O assunto é delicado.
E portanto, força necessariamente a reflexão. Afinal, muitos não foram, certamente, preparados para enfrentar a questão de forma objetiva e direta.
Existem implicações de toda a sorte, quando o assunto é cercado de tabus, mitos e desinformação - como a discussão sobre o tema da Homofobia.
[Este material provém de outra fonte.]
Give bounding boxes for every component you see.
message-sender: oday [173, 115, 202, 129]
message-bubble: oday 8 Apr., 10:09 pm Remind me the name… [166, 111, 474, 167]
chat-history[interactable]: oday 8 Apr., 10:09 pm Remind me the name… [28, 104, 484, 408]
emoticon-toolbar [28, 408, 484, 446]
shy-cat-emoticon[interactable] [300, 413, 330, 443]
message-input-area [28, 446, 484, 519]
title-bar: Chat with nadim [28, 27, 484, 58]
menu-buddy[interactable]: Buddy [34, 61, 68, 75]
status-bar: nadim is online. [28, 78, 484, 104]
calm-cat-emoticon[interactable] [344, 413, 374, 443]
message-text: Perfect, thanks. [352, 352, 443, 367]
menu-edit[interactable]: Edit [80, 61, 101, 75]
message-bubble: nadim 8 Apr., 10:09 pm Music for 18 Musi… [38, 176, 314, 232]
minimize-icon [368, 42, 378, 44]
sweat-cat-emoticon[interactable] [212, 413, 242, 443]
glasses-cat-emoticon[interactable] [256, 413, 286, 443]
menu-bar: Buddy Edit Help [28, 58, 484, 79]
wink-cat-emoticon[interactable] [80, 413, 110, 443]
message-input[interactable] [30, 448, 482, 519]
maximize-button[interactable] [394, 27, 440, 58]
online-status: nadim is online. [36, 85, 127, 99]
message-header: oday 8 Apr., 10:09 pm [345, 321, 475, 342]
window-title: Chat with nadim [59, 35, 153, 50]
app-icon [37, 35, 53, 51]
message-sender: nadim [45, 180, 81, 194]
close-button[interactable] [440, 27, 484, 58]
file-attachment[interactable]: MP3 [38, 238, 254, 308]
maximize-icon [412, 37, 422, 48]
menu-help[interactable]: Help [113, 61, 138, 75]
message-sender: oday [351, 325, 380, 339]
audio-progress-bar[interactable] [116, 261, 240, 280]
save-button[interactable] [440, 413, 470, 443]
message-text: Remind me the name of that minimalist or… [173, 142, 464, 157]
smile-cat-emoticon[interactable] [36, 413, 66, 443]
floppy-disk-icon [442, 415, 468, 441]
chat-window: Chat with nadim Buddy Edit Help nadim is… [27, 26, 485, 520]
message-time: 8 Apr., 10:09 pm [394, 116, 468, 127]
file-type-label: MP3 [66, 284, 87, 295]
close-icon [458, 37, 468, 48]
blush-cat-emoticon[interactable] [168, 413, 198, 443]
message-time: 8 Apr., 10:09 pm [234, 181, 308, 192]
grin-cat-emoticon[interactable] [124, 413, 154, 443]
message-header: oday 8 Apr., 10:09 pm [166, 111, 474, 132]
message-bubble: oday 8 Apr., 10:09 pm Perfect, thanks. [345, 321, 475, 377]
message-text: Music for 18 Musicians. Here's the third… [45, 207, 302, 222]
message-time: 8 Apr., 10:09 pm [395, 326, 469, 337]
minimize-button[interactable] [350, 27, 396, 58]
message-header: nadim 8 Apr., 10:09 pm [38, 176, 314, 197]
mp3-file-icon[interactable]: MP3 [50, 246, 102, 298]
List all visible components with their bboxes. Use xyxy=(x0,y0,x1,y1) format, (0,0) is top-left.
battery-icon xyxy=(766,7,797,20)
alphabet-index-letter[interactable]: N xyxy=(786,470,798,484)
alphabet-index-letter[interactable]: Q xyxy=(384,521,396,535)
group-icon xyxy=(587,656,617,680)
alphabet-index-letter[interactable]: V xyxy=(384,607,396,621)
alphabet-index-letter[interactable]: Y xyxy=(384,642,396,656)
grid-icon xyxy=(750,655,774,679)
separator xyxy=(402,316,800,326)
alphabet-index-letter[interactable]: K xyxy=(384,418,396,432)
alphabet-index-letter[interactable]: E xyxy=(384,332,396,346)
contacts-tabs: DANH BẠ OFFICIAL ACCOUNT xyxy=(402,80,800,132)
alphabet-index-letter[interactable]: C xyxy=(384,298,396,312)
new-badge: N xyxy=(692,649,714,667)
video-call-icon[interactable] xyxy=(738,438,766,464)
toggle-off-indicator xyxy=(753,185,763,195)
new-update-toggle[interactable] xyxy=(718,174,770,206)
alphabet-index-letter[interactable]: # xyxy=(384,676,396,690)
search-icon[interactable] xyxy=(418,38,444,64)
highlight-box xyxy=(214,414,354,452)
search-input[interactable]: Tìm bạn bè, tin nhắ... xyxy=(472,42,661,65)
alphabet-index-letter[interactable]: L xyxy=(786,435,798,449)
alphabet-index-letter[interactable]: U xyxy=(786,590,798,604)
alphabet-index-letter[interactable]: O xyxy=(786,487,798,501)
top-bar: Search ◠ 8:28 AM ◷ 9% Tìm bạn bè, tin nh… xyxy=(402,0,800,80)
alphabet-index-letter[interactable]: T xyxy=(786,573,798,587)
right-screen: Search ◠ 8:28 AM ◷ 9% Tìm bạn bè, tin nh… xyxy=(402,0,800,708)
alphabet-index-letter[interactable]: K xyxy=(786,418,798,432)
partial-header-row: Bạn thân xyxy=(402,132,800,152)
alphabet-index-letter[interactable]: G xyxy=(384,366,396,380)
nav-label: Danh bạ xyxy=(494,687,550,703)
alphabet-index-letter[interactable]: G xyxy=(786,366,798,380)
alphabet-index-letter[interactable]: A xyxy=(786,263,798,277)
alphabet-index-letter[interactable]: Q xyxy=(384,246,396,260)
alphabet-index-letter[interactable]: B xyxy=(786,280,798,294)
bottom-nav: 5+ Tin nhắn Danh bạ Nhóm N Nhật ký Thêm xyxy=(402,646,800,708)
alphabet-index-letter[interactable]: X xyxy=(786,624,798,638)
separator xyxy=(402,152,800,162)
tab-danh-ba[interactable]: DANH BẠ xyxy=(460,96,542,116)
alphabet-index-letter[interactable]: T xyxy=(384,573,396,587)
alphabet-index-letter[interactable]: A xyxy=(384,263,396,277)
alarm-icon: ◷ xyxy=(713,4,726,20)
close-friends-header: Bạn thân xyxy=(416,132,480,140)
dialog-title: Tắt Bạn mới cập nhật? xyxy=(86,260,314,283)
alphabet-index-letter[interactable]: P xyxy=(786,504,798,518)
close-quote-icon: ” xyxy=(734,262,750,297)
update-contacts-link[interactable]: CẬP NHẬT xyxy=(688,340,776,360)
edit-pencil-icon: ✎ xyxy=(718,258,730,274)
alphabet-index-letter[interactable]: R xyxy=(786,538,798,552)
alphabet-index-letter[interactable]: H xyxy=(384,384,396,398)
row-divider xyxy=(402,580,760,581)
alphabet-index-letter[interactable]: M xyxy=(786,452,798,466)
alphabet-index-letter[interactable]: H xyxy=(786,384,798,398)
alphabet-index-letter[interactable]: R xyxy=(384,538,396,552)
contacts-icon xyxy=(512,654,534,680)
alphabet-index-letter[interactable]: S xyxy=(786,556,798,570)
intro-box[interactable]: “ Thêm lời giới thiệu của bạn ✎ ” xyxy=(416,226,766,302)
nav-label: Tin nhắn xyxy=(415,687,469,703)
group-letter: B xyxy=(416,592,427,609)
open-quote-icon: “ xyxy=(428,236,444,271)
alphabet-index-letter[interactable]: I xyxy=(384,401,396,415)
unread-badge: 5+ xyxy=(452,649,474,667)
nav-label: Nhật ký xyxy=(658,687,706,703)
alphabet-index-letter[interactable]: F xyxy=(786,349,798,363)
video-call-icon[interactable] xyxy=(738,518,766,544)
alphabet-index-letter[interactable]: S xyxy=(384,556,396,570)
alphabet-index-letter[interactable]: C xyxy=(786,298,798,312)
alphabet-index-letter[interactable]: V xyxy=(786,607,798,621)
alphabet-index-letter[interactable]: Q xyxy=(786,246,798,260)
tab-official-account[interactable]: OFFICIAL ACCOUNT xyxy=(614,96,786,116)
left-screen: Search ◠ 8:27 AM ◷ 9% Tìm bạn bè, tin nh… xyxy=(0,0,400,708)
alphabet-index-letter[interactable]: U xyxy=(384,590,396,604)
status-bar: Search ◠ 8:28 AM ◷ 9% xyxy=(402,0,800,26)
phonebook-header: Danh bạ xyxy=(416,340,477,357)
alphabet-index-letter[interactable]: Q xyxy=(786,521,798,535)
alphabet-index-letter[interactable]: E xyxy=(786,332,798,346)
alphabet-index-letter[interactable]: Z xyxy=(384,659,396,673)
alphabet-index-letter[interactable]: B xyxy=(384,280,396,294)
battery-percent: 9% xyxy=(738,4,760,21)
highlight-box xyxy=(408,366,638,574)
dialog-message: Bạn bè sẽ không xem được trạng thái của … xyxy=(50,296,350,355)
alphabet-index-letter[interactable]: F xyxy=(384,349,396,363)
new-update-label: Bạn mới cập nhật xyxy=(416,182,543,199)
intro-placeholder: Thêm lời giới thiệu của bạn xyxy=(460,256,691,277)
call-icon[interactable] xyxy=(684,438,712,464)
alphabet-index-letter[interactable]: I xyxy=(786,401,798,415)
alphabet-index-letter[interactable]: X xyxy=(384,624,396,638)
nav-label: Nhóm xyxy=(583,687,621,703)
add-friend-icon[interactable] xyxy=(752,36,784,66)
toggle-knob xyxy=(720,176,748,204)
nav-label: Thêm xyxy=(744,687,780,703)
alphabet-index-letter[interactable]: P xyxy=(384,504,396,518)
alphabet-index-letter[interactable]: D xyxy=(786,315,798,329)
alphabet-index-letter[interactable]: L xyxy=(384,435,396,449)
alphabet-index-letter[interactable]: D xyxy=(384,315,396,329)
Em geral, as pessoas são criadas segundo convicções mais tradicionais, permeadas por uma visão religiosa e nem sempre aberta a discussões sobre temas que fogem ao controle da família.
Para complicar, muitas vezes o aprendizado se dá na conta das relações mantidas externamente, com pessoas e grupos que já possuem suas convicções a respeito, e nem sempre estas são frutos da imparcialidade. Ao contrário, dependendo do indivíduo e do grupo, já nos chegam carregadas de intolerância e discriminação.
Estes deveriam ser os balizadores do ambiente que coloca, agora, de maneira equivocada, a discussão na sociedade de um grande número de questões: união homoafetiva, reconhecimentos legais, criminalização, casamento e celebrações religiosas, modelo alternativo de família, e uma proposta de educação sobre o assunto (o controverso - e discutível "kit anti-homofobia do governo", lembra?).
Ao que parece, o momento tem que ser de cautela e reflexão.
É inegável que relegamos, como sociedade, a discussão sobre o assunto a um patamar de importância secundária, que agora está cobrando o seu lugar.
E isto não se dá apenas em relação a este tema, mas seguramente em alguns outros - como drogas, por exemplo.
Mas é visível, igualmente, que avanços de posição foram obtidos - o próprio reconhecimento legal da relação homoafetiva, por exemplo. Quem imaginaria - sinceramente, até bem pouco tempo, que um cônjuge do mesmo sexo tivesse seus direitos reconhecidos, em termos de indicação de dependência, pensão oficial e partilha de bens, por exemplo? Ou que fosse possível para parceiros do mesmo sexo reconhecer uma união estável em cartório, ou mesmo serem acolhidos para pleitear a adoção de crianças dentro do sistema legal?
Um longo caminho percorrido por muitos, vislumbrou num curto período de tempo, estes avanços e conquistas - já firmadas.
É certo que, mesmo o reconhecimento legal acaba por impactar posições e pensamentos, e reforçar divergências de todo o tipo.
Mas se dá, em princípio, seguindo o mesmo jogo democrático que resulta, eleitoralmente, em candidatos que são vitoriosos para ocupar o mandato e os que concorrem mas perdem a eleição.
Nem todos os brasileiros votaram na presidente da república, seu governador, seus prefeitos - mas devemos agir respeitosamente e reconhecer seus mandatos, porque são fruto da maioria. Até uma outra oportunidade que teremos de transformar convicções pessoais novamente em voto, quem sabe então como parte da maioria.
Muito se tem discutido sobre homofobia, quase sempre com posicionamentos que acirram pontos distintos da discussão, e acabam concretando o espaço onde deveria existir flexibilidade, discernimento e diálogo.
O tempo deve ser, agora, de reflexão.
Que podemos fazer melhor, sem confrontos ou posturas sectárias.
Até para abrir espaço ao entendimento do que se encontra em discussão.
Etapa mais do que necessária, para que se consiga uma posição clara a respeito de tudo o que cerca o assunto.
O BLOGANDO SÉRIO! sempre estará ao lado do diálogo.
Nesta e em todas as outras questões.